Monday 2 March 2009

Ek Sau Bees Minute

Kick Off- 10min: Call up Bihari Potter and ask him where he plans to watch the game. Decide to make the Great Trip to the Gaon(TM) and pay Leftiekins, Raps and the other Lords of the Farmhouse a visit.

KO-5min: Call up Leftiekins to inform him of TGTTTG (TM), only to be informed of his date with Messrs. Moet and Chandon.

KO-3 min: “Lefty is getting drunk- Jawahar it is then,” reads the message I send Bihari Potter. The miser that I am, I choose to ignore the 'Delivery Failed' message that arrives a minute later.

2 min: The Alter Ego calls up from Tambiland to express his fury at the absence of Rooney from the starting lineup (or the bench, for that matter). “Fergie knows,” I reassure him, before going on to share my two-pence worth on the rest of the starting line-up.

5 min: Cross the roundabout beside the E&C tower (which, I’m told, is oddly named ‘Kranti Chowk’). 

7 min: The Decayed Canine calls up from Pune for the starting lineup. He can’t watch the game as Tata Consulting Engineers Consulting Engineers didn’t see the need for something as superfluous as a net connection and wanted me to keep him abreast of all major developments at Wembley. An obedient nod and a dozen swear words later, I hang up and resume my long journey.

11 min: Meet BeKayEll at the entrance of Jawahar, who instantly sets off on a rant on Dilli 6, Abhishek Bachchan’s fake accent and the absurdly hairy kaala bandar. I politely inform him that I have promises to keep and miles to go before I sleep. And miles to go before I sleep.

13 min: The mention of the hairy creature reminds me that I’d sent the Hairy Hick and Bihari Potter off on the Great Trip to the Gaon(TM). I call up B-Pot and deliver a rehearsed speech, placing all the blame on Leftiekins' frail shoulders.

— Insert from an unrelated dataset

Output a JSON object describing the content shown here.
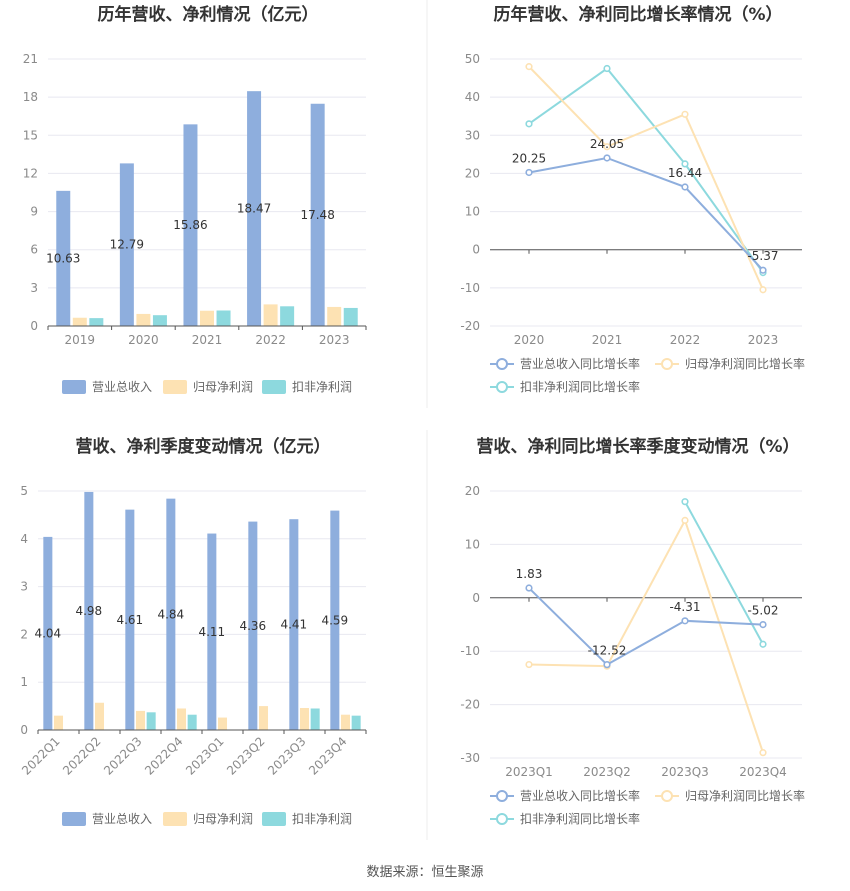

18 min: Reach the Jawahar TV Room, only to be welcomed by the sight of Ramnaresh Sarwan and co. tearing apart a hapless English seam attack.

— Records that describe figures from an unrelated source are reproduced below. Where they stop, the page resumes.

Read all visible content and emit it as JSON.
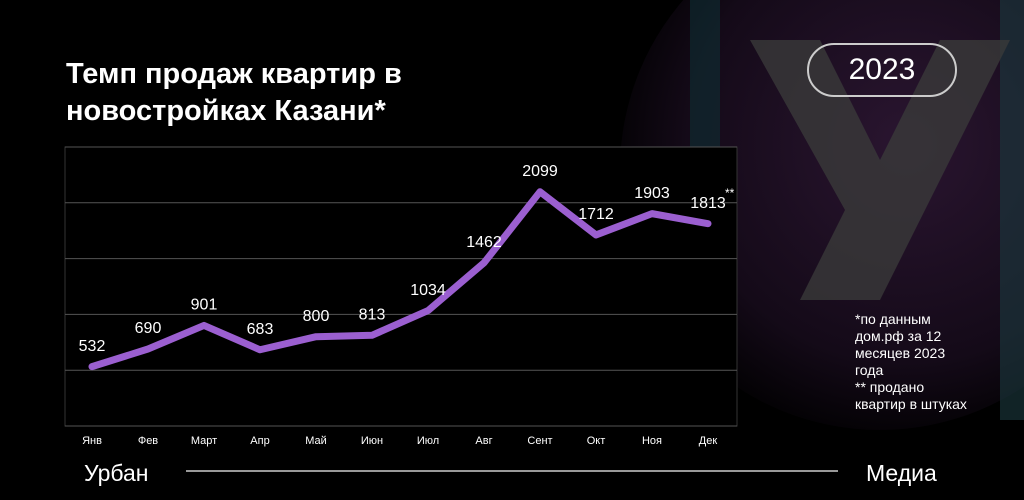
{
  "header": {
    "title": "Темп продаж квартир в новостройках Казани*",
    "badge": "2023"
  },
  "chart_data": {
    "type": "line",
    "categories": [
      "Янв",
      "Фев",
      "Март",
      "Апр",
      "Май",
      "Июн",
      "Июл",
      "Авг",
      "Сент",
      "Окт",
      "Ноя",
      "Дек"
    ],
    "series": [
      {
        "color": "#9b5fd0",
        "values": [
          532,
          690,
          901,
          683,
          800,
          813,
          1034,
          1462,
          2099,
          1712,
          1903,
          1813
        ]
      }
    ],
    "annotation": "**",
    "ylim": [
      0,
      2500
    ],
    "yticks": [
      0,
      500,
      1000,
      1500,
      2000,
      2500
    ],
    "grid": true
  },
  "footnote": [
    "*по данным дом.рф за 12 месяцев 2023 года",
    "** продано квартир в штуках"
  ],
  "footer": {
    "left": "Урбан",
    "right": "Медиа"
  }
}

21 min: Reality finally dawns on yours truly. Abuse Subhash Chandra and the pitiful excuse for a sports channel that he runs, before setting off for Sushi’s room with the Hairy Hick and Bihari Potter, who had just arrived.

Half Time: ‘0-0’ reads the big blue box on ESPN Soccernet. The 50000-something members of the Manchester United Orkut community agreed, before adding that the second half would be telecast live on Zee Sports.

47 min: Another reality check. Zee Sports was facing technical issues. East Bengal vs Mohun Bagan it will be, then.

49 min: Long ball from the flanks falls perfectly to a defender, who makes a hash of his clearance and, more by luck than judgement, the cross found its target. ‘Good football all around,’ remarks the nasal commentator. Was that sarcasm, I wonder.

57 min: Can take no more. Set off for the canteen and ask for a packet of Lays. “Lays nahin hai, chai piyoge?” enquired the vendor. Just not my day, I think to myself.

62 min: Return to Sushi’s room and try to find a half-decent live-streaming site, only to view the hazy contours of a guy in a yellow jersey, with a lot of noise in the background. Cursing the Jawahar Wi-Fi, we reconcile ourselves to the live commentary on GameCast.

75 min: ‘United ki fat gayi! Vidic on for O’Shea,’ exclaims a jubilant Kangaroo Kid. ‘Why does he care so much?’ I wonder, only to be reminded by Sushi that Chel$ea’s only hope of silverware this season was the Champions League, where they’d first have to get past Delpiero and co. There are some things money can’t buy. For every thing else, there is Roman Abrahamovic.

120 min: Full time. No goals. For the third time in two years, we were involved in a penalty shootout at the Wembley.

FT+11 min: Foster is the man. 4-1 to United. The four of us huddled, just as we had after that night at Moscow.

FT+ 25 min: The Alter Ego calls up again. ‘We are the champions,’ I sing into the phone, much to the amusement of the others at the Azad Canteen.

FT+ 874 min: I remember that I hadn’t updated the Decayed Canine yet. I spend the last two bucks of my balance on a message. It reads:

“The Carling Cup is ours. Two down. Three to go. Glory glory Man. United.”

4 comments:

Saagar said...

Glory glory Man U it is.
Contrary to what this post claims and what you made others believe, I did not drink last night. In fact, I am a teetotaler.
Instead, I followed the match on man utd match tracker with the faithful HHH.

Murty said...

Glory glory, Man United! Towards the quintuple, we march! As arbit as it was, nice post, da.

Anonymous said...

@Lefty
Oh yes. The faithful, albeit horny, HHH narrated the events of that night in great detail.

@HHH
Danke.

Puneet said...

Hilarious stuff. You're too awesome.